According to Navy officials, networks are under continuous threats of attack by a broad array of state actors, terrorist organizations, “hacktivist” groups, organized crime and individual hackers. Motivations include personal gain, information theft, discrediting the United States, sabotage, political gain, and denial or degradation of the Navy’s access to cyberspace.

“The cyberspace domain is a dynamic environment where new threats and complex problems emerge on an increasingly frequent basis,” said Capt. Brian Luke, commander, NCWDG. “It is only through the technical expertise and professional dedication of our sailors, civilians and other partners that NCWDG is able to meet these challenges. Their unique qualifications and specialized skills serve to satisfy fleet and combatant commander needs, and enable warfighting decisions.”

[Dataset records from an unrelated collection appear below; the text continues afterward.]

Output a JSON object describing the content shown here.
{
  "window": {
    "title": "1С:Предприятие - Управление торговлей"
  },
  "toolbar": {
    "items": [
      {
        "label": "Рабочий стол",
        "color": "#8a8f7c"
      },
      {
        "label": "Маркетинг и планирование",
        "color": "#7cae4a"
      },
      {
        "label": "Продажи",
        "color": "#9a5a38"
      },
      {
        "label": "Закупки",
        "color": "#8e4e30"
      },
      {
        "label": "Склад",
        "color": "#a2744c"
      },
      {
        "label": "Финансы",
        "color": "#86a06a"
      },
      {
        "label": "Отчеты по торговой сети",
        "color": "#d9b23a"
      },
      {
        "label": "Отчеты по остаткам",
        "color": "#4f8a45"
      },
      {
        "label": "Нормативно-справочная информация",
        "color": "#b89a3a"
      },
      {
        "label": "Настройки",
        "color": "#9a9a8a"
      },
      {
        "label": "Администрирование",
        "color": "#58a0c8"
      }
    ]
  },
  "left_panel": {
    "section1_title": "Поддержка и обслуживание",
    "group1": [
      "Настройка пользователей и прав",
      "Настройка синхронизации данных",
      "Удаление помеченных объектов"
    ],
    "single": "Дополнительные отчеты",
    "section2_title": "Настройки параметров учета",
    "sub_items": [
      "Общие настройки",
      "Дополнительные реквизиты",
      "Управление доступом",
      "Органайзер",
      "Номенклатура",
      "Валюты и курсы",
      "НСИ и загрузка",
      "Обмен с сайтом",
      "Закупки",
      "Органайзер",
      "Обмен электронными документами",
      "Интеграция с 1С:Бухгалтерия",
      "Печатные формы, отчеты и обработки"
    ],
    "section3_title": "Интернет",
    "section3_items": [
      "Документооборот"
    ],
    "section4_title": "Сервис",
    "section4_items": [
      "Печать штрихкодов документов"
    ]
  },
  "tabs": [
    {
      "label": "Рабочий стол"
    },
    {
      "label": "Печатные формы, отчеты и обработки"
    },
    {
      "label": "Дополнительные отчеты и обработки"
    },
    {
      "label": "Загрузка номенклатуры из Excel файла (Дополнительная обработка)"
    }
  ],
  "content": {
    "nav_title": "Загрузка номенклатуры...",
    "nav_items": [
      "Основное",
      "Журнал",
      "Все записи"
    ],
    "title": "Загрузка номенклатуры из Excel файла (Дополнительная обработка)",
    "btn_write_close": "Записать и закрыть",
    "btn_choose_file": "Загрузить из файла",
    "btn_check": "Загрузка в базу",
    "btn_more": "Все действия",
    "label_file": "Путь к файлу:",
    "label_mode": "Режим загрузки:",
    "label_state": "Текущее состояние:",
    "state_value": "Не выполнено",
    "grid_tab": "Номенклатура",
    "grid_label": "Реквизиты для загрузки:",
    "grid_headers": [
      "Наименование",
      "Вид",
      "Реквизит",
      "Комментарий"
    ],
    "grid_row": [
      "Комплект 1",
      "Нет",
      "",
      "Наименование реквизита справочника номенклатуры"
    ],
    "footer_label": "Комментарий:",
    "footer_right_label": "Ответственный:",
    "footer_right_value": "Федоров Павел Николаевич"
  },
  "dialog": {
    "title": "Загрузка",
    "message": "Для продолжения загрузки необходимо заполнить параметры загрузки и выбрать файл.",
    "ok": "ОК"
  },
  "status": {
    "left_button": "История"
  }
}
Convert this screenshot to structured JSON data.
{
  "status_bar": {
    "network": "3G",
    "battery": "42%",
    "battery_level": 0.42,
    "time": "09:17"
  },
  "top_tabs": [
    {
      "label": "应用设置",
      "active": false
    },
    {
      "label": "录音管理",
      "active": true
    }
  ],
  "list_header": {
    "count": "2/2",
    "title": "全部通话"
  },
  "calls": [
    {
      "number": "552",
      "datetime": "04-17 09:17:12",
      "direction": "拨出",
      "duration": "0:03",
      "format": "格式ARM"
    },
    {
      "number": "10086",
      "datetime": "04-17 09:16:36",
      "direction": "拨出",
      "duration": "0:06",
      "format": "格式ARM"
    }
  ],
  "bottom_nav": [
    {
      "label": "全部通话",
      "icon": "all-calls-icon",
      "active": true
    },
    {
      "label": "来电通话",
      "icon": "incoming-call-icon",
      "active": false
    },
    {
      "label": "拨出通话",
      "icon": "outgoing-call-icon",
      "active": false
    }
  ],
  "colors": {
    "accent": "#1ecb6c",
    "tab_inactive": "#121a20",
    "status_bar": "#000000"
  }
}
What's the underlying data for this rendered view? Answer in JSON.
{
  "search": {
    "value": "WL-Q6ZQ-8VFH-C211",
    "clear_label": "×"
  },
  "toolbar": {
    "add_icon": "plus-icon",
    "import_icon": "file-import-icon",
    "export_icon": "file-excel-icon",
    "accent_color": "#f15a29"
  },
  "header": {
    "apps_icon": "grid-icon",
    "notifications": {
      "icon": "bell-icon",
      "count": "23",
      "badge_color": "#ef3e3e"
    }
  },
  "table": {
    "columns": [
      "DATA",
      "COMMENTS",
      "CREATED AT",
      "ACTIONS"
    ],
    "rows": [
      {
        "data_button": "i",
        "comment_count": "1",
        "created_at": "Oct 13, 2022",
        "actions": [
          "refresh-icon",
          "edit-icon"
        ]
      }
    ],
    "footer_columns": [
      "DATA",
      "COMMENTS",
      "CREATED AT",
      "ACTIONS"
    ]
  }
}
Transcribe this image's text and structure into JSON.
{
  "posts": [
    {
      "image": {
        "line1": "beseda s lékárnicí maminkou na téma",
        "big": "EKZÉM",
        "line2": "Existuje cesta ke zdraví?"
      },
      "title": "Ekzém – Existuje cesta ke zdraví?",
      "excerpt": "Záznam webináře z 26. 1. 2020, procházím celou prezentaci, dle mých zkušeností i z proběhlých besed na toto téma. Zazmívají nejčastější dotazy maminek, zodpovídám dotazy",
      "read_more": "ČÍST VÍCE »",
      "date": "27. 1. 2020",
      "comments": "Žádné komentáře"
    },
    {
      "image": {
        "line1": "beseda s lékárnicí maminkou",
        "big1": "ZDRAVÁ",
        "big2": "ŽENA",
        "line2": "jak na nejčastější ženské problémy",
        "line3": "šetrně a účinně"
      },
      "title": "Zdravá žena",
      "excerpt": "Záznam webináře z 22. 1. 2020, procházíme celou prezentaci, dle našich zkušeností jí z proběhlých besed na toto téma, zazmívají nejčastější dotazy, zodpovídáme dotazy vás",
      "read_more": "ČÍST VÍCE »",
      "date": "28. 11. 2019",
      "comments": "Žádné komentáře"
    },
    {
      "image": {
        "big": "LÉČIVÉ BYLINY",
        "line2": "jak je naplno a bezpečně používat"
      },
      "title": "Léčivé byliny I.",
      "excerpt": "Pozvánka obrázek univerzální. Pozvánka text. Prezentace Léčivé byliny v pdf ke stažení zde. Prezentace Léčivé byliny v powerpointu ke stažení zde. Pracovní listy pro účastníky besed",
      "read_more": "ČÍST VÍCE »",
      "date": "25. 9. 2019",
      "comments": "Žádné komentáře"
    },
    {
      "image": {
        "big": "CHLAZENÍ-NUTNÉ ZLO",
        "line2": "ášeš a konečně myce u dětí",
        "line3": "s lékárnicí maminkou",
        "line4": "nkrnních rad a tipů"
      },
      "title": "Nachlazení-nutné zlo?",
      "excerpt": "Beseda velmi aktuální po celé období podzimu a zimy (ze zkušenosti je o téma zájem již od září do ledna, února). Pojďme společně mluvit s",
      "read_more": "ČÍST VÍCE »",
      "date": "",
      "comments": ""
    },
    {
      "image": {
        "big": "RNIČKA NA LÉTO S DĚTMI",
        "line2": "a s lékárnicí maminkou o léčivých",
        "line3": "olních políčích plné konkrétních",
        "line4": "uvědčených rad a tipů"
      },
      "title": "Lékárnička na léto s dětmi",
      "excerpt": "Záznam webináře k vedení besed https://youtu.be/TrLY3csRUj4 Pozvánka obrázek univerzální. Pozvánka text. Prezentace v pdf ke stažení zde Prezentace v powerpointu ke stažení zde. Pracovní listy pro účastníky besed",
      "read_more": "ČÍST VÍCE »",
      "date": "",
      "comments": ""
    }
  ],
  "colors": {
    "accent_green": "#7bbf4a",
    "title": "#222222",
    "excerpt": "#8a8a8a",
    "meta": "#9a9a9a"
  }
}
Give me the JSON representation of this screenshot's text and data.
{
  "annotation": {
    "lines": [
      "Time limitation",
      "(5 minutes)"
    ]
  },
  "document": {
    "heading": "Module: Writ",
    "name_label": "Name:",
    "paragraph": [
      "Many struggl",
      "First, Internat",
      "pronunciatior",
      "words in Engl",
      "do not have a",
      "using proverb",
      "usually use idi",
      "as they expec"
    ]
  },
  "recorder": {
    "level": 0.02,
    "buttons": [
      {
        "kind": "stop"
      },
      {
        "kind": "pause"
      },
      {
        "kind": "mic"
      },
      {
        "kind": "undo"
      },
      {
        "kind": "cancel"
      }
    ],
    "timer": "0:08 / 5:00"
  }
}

As the information age presents the world with new technological challenges, the Navy relies on its own cyber experts to shape our presence in cyberspace. NCWDG military and civilian personnel work closely with tactical commanders to develop cyberspace operational capabilities for strategic objectives.

“My brother is a helicopter pilot in the Navy, and he enjoyed it, so I went online to look at other careers the Navy offered,” said Haga. “I didn’t want to stray too far from my degree in electrical engineering, and cyber warfare engineer seemed like a good fit.”

Haga also said he is proud to serve at the forefront of technology innovation and cyber operations, helping to protect America from threats around the world.

The future of U.S. maritime power depends on the Navy’s ability to achieve their vision for cyberspace operations which is based on careful consideration of the threats, trends and challenges facing the Navy in cyberspace.